The Mumford & Sons 2013 Glastonbury set seems to be the musical equivalent of Marmite: half of music-lovers are proclaiming the set’s greatness to anyone who will listen, while the other half remain sceptical and grouchy even days later. Just see the difference between the reviews from The Guardian and The Telegraph! I like the band (well, their first album, anyway) but seem to have landed in the second camp- I’ll explain why.
No one can deny that they haven’t been around very long. They’ve only released two albums, the first of which was in 2009, and although last year’s follow-up album Babel produced their only top 20 single ‘I Will Wait’, it also produced a lot of criticism that they were producing an awful lot of songs with a near-identical formula… (Equally- they’ve only had one top 20 single! I can’t believe ‘Little Lion Man’ and ‘The Cave’ didn’t make it) .
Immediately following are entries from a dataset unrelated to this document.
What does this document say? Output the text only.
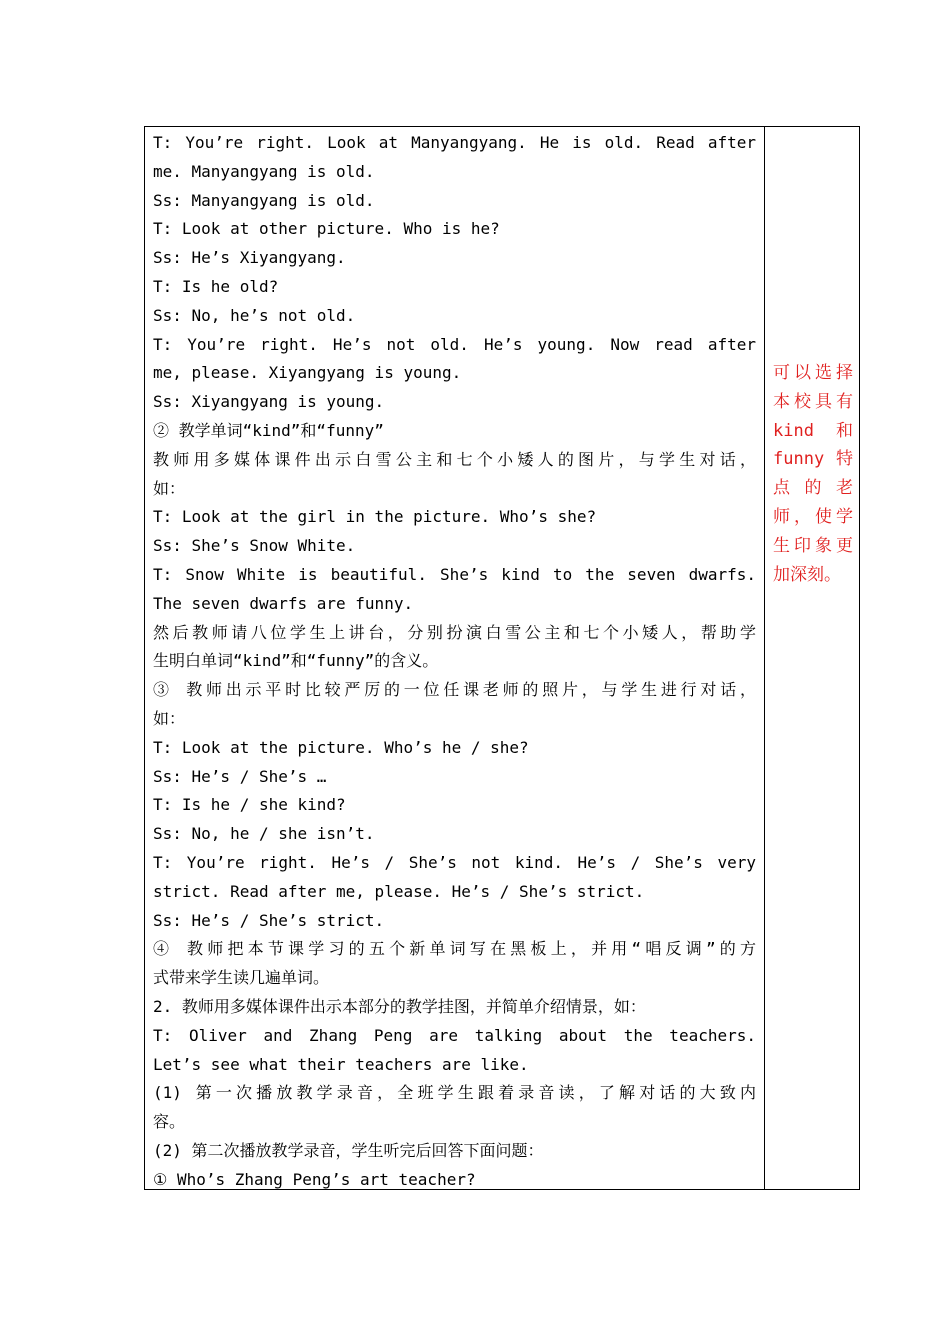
T: You’re right. Look at Manyangyang. He is old. Read after
me. Manyangyang is old.
Ss: Manyangyang is old.
T: Look at other picture. Who is he?
Ss: He’s Xiyangyang.
T: Is he old?
Ss: No, he’s not old.
T: You’re right. He’s not old. He’s young. Now read after
me, please. Xiyangyang is young.
Ss: Xiyangyang is young.
② 教学单词“kind”和“funny”
教师用多媒体课件出示白雪公主和七个小矮人的图片，与学生对话，
如：
T: Look at the girl in the picture. Who’s she?
Ss: She’s Snow White.
T: Snow White is beautiful. She’s kind to the seven dwarfs.
The seven dwarfs are funny.
然后教师请八位学生上讲台，分别扮演白雪公主和七个小矮人，帮助学
生明白单词“kind”和“funny”的含义。
③ 教师出示平时比较严厉的一位任课老师的照片，与学生进行对话，
如：
T: Look at the picture. Who’s he / she?
Ss: He’s / She’s …
T: Is he / she kind?
Ss: No, he / she isn’t.
T: You’re right. He’s / She’s not kind. He’s / She’s very
strict. Read after me, please. He’s / She’s strict.
Ss: He’s / She’s strict.
④ 教师把本节课学习的五个新单词写在黑板上，并用“唱反调”的方
式带来学生读几遍单词。
2. 教师用多媒体课件出示本部分的教学挂图，并简单介绍情景，如：
T: Oliver and Zhang Peng are talking about the teachers.
Let’s see what their teachers are like.
(1) 第一次播放教学录音，全班学生跟着录音读，了解对话的大致内
容。
(2) 第二次播放教学录音，学生听完后回答下面问题：
① Who’s Zhang Peng’s art teacher?
可以选择
本校具有
kind 和
funny 特
点 的 老
师，使学
生印象更
加深刻。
If you take this problem of lots of similar songs then it makes for a very samey set. This would be perfectly acceptable if they were given a normal and perfectly respectable slot- even a different night to headline- but closing Glastonbury? They have neither the legacy nor the musical range to live up to the reputation of that task. We don’t even know what their staying power is going to be like yet- obviously The Rolling Stones have kept our interest for 50 years and Arctic Monkeys have done amazingly and broken records in the last 6 years; can Mumford & Sons hang onto their success too? Only time will tell. One thing that’s for sure however is that if the band want to maintain stage presence and reduce the awkward silences between songs that seemed all too prevalent on Sunday.
The trouble is, I feel slightly bad for being so negative about them because they are obviously musically talented and the wealth of instruments between the one band was quite delightful to watch. However, this unfortunately doesn’t mean that they suit a broad festival crowd, or deserve this coveted slot. The very fact that possibly the most talked about point of their set is when they were joined onstage by Vampire Weekend, The Vaccines, The Staves and First Aid Kit to sing ‘With A Little Help From My Friends’ instead of any of their own songs says a lot; they needed the extra spectacle of four added bands to give them anything big enough to finish with.
To conclude, nothing can sum it up better than some of these hilarious tweets from Sunday night. My personal favourite is “Hope [they] play that one that goes slow for a bit then dead fast with a banjo.” I think that sums it up. They’re as good or better than many bands out there at the moment, but don’t let them get too big for their folky boots.